Indonesia was a member of the “Fragile Five” (which also included Brazil, India, South Africa, and Turkey) back when markets were in turmoil during the 2013 “Taper Tantrum.” That is no longer the case due to improved fundamentals, and Indonesia is well-placed to ride out the impact of Fed tightening this year.
One of the biggest changes in Indonesia since 2013 is political. President Joko Widodo (Jokowi) took office in 2014 and is nearly halfway through his term. Our base case is that he will be re-elected to a second five-year term in 2019. Parliamentary elections will be held simultaneously for the first time.
After quickly cutting fuel subsidies after taking office in 2014, Jokowi turned the focus to structural reforms that are meant to boost competitiveness and bring in foreign investment. The nation now ranks 91 (out of 190) in the World Bank’s Ease of Doing Business rankings, up sharply from 106 in 2016. He has also put greater emphasis on infrastructure spending.
The economy is picking up modestly. GDP growth is forecast by the IMF to accelerate to 5.3% in 2017 and 6.0% in 2018 from 5.0% in 2016. GDP rose 4.9% y/y in Q4, decelerating for the second straight quarter. As such, we see slight downside risks to the growth forecasts. Consumer confidence has been climbing since 2015 and is just below all-time highs. This is important, as domestic consumption is a bigger driver of growth than exports.
Price pressures are rising, with CPI accelerating to 3.8% y/y in December. This is the highest rate since March 2016, but well within the 3-5% target range for five straight months. This supports the case for steady rates near-term. Looking ahead, a low base of comparison from 2016 suggests headline inflation will continue to rise this year.
Next policy meeting is March 16, and no change is expected. The central bank last cut rates 25 bp back in October 2016 but has been on hold since. If price pressures continue to climb, we believe a tightening cycle may start in H2. Bank Indonesia is well-respected by the markets, and we do not think it will fall behind the curve.
Fiscal policy has remained prudent but bears watching. A tax amnesty plan boosted revenues in 2016, but more needs to be done to widen the tax base. Spending is likely to remain robust due to Jokowi’s infrastructure plans. The budget deficit came in at an estimated -3% of GDP in 2016, little changed from 2015. It is expected to remain around -2.5% in both 2017 and 2018.

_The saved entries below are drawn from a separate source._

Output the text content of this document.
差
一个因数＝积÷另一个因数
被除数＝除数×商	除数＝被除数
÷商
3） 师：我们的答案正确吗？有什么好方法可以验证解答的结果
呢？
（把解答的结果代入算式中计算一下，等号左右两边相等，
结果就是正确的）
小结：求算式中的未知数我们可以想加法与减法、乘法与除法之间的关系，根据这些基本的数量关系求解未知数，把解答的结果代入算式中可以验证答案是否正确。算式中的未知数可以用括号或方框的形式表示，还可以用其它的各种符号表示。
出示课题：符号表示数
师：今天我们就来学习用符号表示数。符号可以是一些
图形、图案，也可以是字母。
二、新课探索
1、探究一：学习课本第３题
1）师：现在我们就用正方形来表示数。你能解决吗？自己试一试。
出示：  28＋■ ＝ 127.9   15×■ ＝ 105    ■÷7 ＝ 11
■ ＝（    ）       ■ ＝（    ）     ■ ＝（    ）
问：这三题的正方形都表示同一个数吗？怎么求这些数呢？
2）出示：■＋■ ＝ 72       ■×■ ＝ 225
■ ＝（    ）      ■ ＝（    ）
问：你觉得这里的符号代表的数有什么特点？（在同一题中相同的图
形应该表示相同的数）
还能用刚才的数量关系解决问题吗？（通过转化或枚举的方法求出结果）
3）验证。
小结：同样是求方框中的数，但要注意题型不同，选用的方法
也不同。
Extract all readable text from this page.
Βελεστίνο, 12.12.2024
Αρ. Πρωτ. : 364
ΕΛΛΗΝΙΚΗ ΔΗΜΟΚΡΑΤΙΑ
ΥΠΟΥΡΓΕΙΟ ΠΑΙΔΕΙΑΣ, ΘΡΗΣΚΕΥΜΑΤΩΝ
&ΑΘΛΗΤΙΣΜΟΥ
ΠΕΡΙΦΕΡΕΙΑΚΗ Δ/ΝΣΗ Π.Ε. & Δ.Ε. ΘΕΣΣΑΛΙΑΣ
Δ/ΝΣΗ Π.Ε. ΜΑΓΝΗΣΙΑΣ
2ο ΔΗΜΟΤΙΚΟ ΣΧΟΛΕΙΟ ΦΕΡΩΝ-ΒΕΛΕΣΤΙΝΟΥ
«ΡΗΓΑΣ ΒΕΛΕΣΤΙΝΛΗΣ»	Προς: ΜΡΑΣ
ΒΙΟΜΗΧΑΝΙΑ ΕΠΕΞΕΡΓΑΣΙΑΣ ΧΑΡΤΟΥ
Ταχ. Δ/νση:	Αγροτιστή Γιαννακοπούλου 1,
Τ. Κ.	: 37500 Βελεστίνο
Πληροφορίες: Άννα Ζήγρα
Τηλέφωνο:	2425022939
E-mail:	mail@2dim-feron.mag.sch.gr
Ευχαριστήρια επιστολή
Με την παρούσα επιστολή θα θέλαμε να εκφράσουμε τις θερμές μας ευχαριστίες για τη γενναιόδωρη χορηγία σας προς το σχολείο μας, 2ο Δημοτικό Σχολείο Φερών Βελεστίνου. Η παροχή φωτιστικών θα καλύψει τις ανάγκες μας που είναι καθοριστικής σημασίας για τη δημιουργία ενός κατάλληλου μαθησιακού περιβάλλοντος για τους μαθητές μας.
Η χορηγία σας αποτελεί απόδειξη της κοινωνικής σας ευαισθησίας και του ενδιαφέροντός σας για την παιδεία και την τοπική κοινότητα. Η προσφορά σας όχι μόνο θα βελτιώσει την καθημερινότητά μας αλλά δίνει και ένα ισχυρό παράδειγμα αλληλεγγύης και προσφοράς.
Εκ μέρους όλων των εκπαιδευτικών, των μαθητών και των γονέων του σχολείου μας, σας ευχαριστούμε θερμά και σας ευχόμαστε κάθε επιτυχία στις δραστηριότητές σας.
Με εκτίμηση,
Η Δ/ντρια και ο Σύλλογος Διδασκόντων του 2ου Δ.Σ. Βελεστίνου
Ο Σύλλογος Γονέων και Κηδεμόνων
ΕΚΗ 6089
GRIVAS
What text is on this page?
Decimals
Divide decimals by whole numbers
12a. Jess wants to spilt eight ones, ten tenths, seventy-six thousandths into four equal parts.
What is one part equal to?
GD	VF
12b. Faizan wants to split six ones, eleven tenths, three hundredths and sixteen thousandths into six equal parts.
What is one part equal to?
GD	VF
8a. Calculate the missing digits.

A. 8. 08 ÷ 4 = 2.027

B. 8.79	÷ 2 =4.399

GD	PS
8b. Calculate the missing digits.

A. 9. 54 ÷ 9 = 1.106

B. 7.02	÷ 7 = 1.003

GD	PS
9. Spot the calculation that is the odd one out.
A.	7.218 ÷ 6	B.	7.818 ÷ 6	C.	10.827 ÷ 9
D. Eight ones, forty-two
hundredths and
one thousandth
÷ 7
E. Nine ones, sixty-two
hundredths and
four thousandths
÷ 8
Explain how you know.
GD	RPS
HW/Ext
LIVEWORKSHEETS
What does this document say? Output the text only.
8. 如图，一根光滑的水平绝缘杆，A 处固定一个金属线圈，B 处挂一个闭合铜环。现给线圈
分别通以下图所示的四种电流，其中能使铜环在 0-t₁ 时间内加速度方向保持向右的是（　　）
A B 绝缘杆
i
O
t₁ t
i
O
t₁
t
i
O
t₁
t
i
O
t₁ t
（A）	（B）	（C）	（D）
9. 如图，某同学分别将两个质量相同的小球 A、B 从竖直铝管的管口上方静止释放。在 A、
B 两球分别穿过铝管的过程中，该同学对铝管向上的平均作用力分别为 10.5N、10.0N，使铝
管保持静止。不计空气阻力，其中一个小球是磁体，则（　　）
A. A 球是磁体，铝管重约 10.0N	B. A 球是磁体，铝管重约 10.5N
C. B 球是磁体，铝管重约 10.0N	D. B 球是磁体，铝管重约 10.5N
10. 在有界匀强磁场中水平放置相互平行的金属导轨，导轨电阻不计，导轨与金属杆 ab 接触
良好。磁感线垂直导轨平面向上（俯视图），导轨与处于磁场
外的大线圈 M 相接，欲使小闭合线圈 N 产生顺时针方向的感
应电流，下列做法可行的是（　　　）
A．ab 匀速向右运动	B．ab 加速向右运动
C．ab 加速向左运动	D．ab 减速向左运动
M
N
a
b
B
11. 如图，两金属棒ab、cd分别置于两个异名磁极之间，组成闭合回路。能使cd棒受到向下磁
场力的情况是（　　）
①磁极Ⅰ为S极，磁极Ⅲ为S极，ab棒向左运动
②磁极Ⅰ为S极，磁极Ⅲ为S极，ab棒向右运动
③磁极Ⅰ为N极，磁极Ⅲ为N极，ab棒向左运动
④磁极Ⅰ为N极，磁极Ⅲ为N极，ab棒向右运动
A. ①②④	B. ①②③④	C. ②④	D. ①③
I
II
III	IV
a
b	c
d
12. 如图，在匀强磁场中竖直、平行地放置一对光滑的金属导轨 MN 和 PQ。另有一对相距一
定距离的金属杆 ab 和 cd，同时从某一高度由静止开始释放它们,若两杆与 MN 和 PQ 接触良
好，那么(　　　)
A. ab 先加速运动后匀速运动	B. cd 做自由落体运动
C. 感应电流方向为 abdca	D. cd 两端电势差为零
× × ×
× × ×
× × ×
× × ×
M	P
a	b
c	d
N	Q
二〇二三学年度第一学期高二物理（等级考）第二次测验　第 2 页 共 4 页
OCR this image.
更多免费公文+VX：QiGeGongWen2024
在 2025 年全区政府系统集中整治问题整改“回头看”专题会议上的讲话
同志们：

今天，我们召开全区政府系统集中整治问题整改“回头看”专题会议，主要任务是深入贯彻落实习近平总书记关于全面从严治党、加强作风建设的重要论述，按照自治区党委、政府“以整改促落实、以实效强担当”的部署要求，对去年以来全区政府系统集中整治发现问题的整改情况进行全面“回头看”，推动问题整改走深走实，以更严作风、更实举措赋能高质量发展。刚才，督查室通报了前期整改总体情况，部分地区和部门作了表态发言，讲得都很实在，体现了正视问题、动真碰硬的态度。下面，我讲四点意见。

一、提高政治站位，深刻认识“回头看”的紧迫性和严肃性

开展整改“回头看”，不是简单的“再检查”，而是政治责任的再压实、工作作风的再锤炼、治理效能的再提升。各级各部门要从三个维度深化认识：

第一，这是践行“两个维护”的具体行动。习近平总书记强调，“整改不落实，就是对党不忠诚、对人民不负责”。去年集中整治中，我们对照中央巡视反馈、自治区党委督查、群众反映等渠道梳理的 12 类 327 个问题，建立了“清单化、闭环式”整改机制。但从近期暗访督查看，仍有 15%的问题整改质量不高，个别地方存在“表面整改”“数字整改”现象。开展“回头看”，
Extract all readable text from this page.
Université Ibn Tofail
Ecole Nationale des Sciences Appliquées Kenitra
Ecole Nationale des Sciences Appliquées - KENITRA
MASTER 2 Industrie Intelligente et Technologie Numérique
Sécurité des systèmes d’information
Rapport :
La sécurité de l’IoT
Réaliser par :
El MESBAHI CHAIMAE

The external accounts are worsening modestly. The current account gap was about -1.7% of GDP in 2016, and is forecast by the IMF to widen modestly to -2.3% in 2017 and -2.7% in 2018. Back in 2013, the gap was -3.2%. A large portion will be covered by FDI, and so Indonesia’s dependence on hot money flows is not too worrisome.
Foreign reserves have risen to $120 bln in February, the highest since 2011 and near all-time highs. Reserves cover nearly 7 months of import and are 3 times larger than its stock of short-term external debt.
The rupiah has started to lag after a solid 2016. In 2016, IDR rose 2% vs. USD and was behind only BRL (+22%), RUB (+20%), ZAR (+13%), COP (+6%), and CLP (+5.5%). So far in 2017, IDR is up nearly 1% YTD and is in the middle of the EM pack. Our EM FX model shows the rupiah to have VERY STRONG fundamentals, so this year’s “so so” performance is likely to ebb.
IDR has recouped most of its post-election losses. However, the exchange rate has been stuck in a narrow 13200-13400 range for most of this year. For USD/IDR, the December high near 13600 is a major target on the upside, followed by the November high near 13875. IDR’s direction will largely be dictated by wider EM FX, but the rupiah should outperform.
Indonesian equities have also lagged after a strong 2016. In 2016, MSCI Indonesia was up 12% vs. 7% for MSCI EM. So far this year, MSCI Indonesia is up nearly 2% YTD and compares to 9% YTD for MSCI EM. This underperformance should continue, as our EM Equity model has Indonesia at an UNDERWEIGHT position.
Indonesian bonds have outperformed recently. The yield on 10-year local currency government bonds is -50 bp YTD. This is behind only the best performers Argentina (-276 bp) and Brazil (-106 bp). With inflation likely to continue rising and the central bank likely to move to a more hawkish stance this year, we think Indonesian bonds will start underperforming.
Our own sovereign ratings model shows Indonesia’s implied rating at BBB/Baa2/BBB. This makes it even more surprising that S&P has not upgraded Indonesia to investment grade BBB- to match the other two agencies. Indeed, both those ratings have upgrade potential. Note that Fitch recently moved the outlook on its BBB- rating from stable to positive.